NORMAN THELWELL BOOKS // His first pony cartoon for Punch magazine appeared in 1953; in the following decades, Norman Thelwell’s fan base spread far beyond his native England. Briggs owns four first-editions of his books. “He’s quite famous in the horse world,” she says. “If you have a fat, naughty pony that’s always in trouble, you call it ‘a Thelwell.’” 
 

 


EQUESTRIAN HATS // The rounded derby hat was a gift from Briggs’ godmother, a Virginia foxhunter who hunted sidesaddle.

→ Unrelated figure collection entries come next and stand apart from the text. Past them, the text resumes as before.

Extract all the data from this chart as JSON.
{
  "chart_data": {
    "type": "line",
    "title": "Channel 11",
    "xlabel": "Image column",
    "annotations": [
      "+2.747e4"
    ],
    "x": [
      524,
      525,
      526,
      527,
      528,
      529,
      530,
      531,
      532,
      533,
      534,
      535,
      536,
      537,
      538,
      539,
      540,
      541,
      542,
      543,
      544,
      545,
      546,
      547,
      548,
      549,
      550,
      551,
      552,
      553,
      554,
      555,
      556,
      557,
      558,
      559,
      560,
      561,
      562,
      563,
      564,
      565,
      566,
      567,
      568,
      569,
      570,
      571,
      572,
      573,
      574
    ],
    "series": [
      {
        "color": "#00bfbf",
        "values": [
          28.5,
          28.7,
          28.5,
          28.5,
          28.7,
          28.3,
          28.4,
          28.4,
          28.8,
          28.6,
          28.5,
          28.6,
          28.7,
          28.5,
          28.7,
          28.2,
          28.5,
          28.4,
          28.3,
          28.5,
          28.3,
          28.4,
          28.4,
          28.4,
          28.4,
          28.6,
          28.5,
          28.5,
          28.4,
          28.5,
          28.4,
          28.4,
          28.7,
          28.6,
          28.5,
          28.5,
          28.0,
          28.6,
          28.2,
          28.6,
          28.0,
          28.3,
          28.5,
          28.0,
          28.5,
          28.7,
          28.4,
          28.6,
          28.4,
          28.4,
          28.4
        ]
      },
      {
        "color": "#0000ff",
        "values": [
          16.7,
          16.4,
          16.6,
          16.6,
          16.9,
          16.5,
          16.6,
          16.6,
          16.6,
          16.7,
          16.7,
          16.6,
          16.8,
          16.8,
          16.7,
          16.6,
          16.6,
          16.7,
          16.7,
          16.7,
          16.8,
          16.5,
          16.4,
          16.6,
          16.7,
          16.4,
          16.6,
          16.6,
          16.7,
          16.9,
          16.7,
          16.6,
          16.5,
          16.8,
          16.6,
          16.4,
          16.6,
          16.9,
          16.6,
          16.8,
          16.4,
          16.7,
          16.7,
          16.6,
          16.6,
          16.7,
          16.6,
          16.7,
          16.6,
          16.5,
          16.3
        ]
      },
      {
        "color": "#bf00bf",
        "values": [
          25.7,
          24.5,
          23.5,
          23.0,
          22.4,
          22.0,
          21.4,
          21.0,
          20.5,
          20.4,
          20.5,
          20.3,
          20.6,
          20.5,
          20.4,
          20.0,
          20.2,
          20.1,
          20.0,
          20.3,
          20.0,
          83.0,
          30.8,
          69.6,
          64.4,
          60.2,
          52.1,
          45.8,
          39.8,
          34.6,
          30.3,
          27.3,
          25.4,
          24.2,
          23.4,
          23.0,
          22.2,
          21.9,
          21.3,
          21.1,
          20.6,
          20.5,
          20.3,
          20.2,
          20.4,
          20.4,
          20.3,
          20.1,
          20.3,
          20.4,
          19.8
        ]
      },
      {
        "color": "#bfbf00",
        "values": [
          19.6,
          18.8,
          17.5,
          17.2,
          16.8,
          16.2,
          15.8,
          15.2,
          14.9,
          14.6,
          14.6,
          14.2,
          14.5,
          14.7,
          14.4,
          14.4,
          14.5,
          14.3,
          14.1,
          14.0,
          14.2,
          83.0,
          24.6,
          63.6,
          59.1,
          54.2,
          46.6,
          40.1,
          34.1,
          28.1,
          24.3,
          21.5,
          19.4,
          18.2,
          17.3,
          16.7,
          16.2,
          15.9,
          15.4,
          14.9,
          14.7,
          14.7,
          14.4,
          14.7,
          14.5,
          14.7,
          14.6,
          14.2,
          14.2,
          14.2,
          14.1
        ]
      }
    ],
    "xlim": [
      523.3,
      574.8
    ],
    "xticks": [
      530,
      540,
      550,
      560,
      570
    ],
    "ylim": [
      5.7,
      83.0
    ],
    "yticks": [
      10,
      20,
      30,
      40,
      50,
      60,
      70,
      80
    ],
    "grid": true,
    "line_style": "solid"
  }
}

Briggs wears the formal top hat during high-level competition. 
 

 

 


TACK CONDITIONER // Briggs uses Belvoir Leather Balsam from Waxhaw Tack Exchange to condition leather saddles, bridles, and other tack. The lanolin and beeswax formula keeps the leather soft and adds a shine. The English manufacturer (Carr & Day & Martin) provides care products to Queen Elizabeth II. 

 


ALBERTO FASCIANI BOOTS // With ergonomic soles, anti-slide grip in the calves, and Velcro closures at the zippers, these handmade boots are as practical as they are beautiful. Briggs wears this pair of marbled brown leather during cross-country competitions. She is the only American rider sponsored by the Italian boot company. 




 


PIRATE BUTTONS // To ride in the highest international competitions, Briggs dons her shadbelly. The formal coat with tails has a special touch: buttons with pirate emblems, sewn in place by her mom.

 

 


cecorey.com

AIKEN HUNT CHINA // Aiken, South Carolina, is a magnet for equestrians; unpaved streets are easy on hooves, and the town hosts numerous equine events, including a horse show and steeplechases in the spring and fall. Briggs began collecting Aiken Hunt Country China, by CE Corey, when she was 13.